A yell made her instinctively turn her head. The closed door was thrown open and Jonas shot through it, a black rucksack in his arms as he dodged adults and tables. Michael was hard on his heels, knocking a man out of the way, and Christos was a beat behind him. She glimpsed the flash of Sylvie’s blonde hair before a hard zing rebounded off the metal of the play frame just above her head and a loud bang followed, then another, deafening in the enclosed metal space. It was gunfire.
She shoved her children’s heads to the plastic floor, crouching low as the screams of mothers separated from their children began to ricochet off the ceiling. The guard by the door pushed on the fire exit and began to crawl out, setting off the door alarm. Women were charging towards the play equipment, desperately calling for their children. Champagne flutes crashed to the floor as people dived under tables and shoved each other out of the way. Jonas seemed to crumple and fell over a table, the rucksack sliding away under another. She saw Christos and Michael lunge for it as another table was overturned.

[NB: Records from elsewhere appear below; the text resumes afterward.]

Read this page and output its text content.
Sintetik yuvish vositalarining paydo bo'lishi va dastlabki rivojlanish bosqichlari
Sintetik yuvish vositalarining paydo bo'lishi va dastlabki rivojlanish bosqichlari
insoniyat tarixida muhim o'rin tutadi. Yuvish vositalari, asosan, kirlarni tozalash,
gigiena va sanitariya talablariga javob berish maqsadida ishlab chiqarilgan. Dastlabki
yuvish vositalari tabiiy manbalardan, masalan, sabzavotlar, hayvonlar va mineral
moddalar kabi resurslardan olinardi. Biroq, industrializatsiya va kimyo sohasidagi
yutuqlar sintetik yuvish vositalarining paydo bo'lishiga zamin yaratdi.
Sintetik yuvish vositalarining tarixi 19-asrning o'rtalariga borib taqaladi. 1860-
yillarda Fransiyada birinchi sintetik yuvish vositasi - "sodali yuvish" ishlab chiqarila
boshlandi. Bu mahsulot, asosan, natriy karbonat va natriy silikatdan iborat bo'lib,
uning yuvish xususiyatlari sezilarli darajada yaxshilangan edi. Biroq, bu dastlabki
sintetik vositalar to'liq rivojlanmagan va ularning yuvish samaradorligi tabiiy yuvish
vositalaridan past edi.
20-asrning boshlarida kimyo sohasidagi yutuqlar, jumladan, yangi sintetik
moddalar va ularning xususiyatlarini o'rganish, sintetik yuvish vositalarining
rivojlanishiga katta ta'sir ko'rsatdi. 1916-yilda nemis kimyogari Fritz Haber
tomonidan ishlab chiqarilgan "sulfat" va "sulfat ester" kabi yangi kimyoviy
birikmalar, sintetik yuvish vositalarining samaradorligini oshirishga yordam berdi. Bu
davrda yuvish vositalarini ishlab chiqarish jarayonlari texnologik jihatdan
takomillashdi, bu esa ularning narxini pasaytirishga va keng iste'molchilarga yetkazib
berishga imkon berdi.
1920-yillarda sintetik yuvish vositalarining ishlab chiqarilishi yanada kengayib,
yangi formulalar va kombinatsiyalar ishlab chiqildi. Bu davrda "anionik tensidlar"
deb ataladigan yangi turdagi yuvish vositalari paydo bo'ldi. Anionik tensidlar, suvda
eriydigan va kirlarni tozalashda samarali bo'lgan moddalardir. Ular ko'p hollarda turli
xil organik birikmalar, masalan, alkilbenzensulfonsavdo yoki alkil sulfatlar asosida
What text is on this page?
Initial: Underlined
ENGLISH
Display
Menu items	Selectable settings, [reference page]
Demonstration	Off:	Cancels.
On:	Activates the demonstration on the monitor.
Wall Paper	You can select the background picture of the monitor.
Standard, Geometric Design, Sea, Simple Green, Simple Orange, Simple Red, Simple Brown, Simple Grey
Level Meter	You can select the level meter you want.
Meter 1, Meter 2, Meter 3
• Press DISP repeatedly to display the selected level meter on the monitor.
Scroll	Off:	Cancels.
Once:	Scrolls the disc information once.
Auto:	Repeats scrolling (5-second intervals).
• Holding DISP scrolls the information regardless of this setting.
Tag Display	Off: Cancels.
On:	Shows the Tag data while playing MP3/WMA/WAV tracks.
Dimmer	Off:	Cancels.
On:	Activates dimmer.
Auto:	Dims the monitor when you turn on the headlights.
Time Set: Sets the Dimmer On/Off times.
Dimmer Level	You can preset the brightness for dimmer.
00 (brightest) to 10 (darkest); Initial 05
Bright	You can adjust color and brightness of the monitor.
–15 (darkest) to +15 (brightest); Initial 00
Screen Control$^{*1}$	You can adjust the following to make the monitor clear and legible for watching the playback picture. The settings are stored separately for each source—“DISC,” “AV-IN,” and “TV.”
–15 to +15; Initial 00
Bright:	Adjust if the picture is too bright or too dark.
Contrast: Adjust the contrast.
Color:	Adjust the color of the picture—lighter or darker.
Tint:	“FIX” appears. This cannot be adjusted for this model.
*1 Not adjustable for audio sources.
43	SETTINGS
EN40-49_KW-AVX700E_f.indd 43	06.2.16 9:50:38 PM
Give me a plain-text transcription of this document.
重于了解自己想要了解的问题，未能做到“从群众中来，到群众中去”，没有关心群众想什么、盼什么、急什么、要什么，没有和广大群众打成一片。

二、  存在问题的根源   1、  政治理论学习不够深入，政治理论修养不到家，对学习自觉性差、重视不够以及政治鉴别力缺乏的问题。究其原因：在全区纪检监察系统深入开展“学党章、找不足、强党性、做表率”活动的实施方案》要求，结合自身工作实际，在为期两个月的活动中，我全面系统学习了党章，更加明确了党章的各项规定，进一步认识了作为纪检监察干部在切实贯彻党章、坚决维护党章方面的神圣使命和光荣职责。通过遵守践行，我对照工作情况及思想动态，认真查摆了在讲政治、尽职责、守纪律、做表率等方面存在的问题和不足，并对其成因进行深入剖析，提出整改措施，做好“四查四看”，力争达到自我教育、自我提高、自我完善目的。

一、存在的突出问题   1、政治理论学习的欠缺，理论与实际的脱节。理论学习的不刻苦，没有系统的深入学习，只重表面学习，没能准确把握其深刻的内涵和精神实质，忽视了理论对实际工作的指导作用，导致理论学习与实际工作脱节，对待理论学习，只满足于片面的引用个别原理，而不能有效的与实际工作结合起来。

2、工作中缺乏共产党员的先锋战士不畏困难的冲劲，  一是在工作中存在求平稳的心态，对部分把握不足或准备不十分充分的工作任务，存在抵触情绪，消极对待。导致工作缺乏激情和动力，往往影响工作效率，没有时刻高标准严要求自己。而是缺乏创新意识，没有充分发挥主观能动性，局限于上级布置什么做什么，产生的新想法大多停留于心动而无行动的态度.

Michael had said he would provide a diversion that would allow her to get away with the kids, but she had not anticipated anything as terrifying or high risk as this. She yanked on her children’s hands, trying to keep them low, and fell down the slide, her children a tangle of limbs around her. They hit the blue mats and half rolled out of the fire door.
M
en sprinted past them as they ran with the crowd along the dock. A sobbing woman cradled a child, then Jonas ran past, limping badly until he tripped and landed heavily on the ground. Kelly tried to hug the wall that ran parallel to the water’s edge. If Sylvie came out of that door she would have a clean shot at her. They were fifty metres from a corner; they had to get round that corner. Florence was ahead of her, Yannis dragging on her hand behind her. She risked a glimpse backward but couldn’t see Christos. Her uneven gait with Yannis almost made her stumble. She heard the hard, urgent sounds of a heavy man sprinting behind her, then Michael came past at speed, the black rucksack on his shoulder. He overtook Florence. Ten metres. She redoubled her efforts, dragging Yannis with her. They were round the corner.